Science cannot address issues which are not physical or materialistic in nature. It cannot tell us if the nonphysical or nonmaterial exists. I want to know the whole truth and not just the truth about the material world. So I seek the truth in science and Scripture and hope to share my thoughts and hear yours as I journey through this awesome, unique life and the glorious, awe-inspiring creation around us.
During any conversation, defining terms is critical. Many people talk past one another because they use terms differently. I’ll always try to define my terms carefully, so you may want to check my definitions before assuming any particular meaning. I value dialogue, and my belief that truth can be sought, found, and shared (at least in relevant terms—if not ever exhaustively) is what motivates me in life and is the impetus for this blog. I believe we can learn from one another and seek truth together. So, please define terms, too, as needed as you share your thoughts.
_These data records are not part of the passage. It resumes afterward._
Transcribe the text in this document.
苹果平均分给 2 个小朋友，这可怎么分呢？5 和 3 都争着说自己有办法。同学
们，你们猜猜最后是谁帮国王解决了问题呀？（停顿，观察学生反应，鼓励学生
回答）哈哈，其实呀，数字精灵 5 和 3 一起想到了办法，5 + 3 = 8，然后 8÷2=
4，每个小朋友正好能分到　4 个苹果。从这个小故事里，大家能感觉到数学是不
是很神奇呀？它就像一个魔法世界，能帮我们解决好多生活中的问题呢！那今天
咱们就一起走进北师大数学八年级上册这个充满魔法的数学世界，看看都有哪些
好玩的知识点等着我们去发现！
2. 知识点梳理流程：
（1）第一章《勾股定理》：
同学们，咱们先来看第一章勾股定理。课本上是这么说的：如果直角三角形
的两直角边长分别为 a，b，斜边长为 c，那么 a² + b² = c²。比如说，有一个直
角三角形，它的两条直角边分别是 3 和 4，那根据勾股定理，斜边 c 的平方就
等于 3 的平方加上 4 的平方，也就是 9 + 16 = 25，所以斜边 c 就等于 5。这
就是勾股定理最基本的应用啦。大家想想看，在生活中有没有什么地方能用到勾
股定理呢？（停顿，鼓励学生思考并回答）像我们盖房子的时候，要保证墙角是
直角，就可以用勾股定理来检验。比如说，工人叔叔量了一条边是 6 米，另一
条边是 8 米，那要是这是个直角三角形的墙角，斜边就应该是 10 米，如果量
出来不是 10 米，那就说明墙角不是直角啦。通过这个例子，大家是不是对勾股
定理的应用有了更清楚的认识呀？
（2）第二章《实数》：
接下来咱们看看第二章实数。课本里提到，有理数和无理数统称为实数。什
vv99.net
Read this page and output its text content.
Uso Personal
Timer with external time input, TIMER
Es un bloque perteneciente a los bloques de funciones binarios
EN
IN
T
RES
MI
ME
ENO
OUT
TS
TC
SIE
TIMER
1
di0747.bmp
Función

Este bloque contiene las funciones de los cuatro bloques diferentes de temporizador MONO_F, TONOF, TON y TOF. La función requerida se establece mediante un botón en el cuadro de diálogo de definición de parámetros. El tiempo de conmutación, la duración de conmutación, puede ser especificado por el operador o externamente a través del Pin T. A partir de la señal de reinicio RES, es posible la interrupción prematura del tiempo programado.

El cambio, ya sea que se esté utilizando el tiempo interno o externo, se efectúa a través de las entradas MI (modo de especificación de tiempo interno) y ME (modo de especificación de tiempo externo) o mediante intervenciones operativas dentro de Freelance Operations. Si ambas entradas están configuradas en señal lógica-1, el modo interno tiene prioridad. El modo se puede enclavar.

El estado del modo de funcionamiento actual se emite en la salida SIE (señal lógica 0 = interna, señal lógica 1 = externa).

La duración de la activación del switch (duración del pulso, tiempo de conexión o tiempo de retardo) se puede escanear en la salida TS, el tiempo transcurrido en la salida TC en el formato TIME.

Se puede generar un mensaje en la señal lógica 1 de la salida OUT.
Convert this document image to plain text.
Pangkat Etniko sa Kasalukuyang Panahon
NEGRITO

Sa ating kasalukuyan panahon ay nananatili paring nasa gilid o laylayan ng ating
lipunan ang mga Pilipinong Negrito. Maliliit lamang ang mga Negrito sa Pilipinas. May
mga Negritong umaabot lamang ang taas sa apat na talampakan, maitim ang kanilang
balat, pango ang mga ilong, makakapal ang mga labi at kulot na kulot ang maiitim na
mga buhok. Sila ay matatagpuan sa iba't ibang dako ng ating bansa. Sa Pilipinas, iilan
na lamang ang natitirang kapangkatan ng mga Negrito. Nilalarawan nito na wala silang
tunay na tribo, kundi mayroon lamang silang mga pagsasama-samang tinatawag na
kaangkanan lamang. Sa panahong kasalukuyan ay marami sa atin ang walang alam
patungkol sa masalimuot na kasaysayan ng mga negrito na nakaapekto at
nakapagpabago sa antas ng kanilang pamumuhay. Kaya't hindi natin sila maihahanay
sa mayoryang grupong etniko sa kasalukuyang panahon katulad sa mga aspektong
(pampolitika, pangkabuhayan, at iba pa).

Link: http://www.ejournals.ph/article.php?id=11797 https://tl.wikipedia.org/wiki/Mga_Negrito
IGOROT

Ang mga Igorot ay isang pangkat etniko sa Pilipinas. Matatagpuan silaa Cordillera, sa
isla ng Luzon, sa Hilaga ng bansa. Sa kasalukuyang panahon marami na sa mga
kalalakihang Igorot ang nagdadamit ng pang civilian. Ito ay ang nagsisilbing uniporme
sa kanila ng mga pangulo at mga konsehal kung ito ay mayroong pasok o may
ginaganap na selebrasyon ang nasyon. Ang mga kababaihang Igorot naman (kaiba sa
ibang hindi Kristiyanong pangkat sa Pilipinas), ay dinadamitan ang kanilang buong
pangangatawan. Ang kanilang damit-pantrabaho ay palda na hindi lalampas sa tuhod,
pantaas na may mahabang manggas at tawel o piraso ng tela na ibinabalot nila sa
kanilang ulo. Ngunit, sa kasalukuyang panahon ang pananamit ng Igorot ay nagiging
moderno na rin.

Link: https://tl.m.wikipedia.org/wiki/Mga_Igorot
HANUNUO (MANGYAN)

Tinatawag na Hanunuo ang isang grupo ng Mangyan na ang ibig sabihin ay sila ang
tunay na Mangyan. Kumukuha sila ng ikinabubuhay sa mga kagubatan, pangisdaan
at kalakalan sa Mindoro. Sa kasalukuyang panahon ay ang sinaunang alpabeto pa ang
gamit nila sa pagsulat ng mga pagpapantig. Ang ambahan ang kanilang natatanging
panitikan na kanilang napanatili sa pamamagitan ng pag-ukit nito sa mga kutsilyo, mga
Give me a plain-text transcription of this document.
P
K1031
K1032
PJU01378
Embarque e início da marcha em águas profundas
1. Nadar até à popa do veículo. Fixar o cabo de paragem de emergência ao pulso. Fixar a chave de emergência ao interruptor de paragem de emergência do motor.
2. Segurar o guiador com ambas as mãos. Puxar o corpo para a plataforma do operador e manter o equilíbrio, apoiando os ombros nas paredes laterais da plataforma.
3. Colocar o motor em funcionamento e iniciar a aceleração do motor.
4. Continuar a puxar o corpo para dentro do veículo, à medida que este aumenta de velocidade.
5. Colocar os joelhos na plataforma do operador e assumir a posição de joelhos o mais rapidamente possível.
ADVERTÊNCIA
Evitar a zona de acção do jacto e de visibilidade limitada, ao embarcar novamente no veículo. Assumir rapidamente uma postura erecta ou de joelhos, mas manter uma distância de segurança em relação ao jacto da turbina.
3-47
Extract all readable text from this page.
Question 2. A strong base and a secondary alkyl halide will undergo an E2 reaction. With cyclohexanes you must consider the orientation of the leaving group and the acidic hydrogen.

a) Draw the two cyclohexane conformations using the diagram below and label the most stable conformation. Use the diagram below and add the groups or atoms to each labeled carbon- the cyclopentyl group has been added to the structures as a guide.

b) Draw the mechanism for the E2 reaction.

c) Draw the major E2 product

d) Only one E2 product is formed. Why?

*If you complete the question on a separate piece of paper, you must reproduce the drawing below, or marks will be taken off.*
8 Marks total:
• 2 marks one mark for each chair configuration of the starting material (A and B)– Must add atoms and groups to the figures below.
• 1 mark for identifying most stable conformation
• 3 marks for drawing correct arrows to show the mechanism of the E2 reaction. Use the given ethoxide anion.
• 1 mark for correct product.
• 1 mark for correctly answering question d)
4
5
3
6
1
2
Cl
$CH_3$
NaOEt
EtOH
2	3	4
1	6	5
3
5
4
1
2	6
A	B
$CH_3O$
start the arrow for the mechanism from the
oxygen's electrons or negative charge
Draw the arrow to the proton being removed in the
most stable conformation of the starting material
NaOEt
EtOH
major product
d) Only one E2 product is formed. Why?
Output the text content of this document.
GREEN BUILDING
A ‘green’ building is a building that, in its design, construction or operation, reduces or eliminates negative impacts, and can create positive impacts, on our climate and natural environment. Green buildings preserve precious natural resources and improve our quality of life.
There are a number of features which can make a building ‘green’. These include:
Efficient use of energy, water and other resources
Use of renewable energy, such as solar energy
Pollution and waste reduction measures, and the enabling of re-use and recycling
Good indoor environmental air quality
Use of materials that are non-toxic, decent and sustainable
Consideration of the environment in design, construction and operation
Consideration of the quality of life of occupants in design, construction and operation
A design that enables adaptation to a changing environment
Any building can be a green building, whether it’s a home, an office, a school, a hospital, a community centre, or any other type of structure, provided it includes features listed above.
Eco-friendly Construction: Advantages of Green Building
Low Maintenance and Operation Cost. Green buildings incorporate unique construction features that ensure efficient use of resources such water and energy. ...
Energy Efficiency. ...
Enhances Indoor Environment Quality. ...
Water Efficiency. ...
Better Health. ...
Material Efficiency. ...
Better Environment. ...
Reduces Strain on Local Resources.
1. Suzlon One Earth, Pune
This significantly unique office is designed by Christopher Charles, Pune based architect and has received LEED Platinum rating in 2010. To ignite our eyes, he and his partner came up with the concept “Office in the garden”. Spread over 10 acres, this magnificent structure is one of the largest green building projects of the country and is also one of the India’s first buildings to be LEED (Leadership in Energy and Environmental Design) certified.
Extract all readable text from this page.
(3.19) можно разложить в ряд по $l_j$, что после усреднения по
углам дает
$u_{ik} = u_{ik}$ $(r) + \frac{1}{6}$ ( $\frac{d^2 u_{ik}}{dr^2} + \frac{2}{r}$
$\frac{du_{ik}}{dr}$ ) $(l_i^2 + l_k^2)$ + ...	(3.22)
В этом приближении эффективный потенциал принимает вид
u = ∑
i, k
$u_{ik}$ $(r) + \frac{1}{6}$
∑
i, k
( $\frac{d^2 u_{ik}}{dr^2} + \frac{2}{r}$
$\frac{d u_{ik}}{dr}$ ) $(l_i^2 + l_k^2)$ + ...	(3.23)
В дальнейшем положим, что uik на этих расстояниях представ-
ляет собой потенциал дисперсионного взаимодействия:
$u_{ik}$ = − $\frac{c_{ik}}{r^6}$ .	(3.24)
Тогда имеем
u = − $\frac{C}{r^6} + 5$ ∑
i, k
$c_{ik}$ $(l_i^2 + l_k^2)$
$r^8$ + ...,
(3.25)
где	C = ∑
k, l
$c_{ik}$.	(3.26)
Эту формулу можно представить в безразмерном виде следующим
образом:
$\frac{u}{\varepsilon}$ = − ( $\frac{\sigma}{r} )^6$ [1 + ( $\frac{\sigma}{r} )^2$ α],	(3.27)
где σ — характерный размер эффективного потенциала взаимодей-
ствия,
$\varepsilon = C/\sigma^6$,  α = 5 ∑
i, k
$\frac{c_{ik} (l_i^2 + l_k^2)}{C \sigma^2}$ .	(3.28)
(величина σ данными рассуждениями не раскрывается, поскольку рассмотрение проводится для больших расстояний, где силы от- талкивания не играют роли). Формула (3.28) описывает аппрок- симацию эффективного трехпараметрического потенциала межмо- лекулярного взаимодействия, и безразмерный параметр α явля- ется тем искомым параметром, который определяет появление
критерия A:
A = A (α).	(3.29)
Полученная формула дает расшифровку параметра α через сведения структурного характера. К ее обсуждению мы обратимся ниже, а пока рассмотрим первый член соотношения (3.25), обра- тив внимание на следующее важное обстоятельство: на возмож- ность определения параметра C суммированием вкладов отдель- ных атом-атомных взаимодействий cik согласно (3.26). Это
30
Why “theorems”? According to the Merriam Webster Online Dictionary, “theorem” comes from the Latin word theorema, which comes from Greek theōrēma, from theōrein, or “to look at,” from theōros, or “spectator,” or from thea, or “act of seeing.” And yet the word “theorem” implies that which is not directly known by observation but follows from other known truths. Google defines “theorem” in this way: “A general proposition not self-evident but proved by a chain of reasoning; a truth established by means of accepted truths.” It is somewhat ironic that science primarily employs observations of the physical world and yet is very often built upon truths that are not directly observed.
Theorems are strong scientific statements. But even well-established scientific dogma is open to reassessment when previous reasoning or premises have been found to be flawed. Theorems are also strong logical statements. They are anchored in, and spring from, supporting truth or facts.
Why “theology”? I once had a Harvard faculty member ask me if I would still be a Christian if it could somehow be proven that Jesus Christ had not risen from the dead. I shocked him, and many others at the table by saying, “Absolutely not.” I would not be a Christian if the evidence showed that Jesus was not who he claimed to be and had not risen from the dead as evidence of who he claimed to be. I would not be a Christian if I did not think that Jesus’s claims are true.
One of Jesus’s early followers (and a highly influential figure in the spread of the early Christian faith) was a man who once hunted and tortured those who claimed that Jesus was the risen Lord. However, he later became convinced himself that Jesus was the risen Lord: “And if Christ has not been raised, your faith is futile . . . [and] we are of all people most to be pitied” (1 Corinthians 15:17–19). So said the apostle Paul in his letter to the Christians of the church at Corinth, Greece, circa 55 AD. So my theology is grounded in this commitment. I define theology as the study of God and God’s attributes and relations to all of creation and the study of spiritual, divine, and religious truth.
I hope Theorems & Theology will be a dialogue, and not just a blog, on seeking truth in and through science and Scripture. I’m glad you’re here!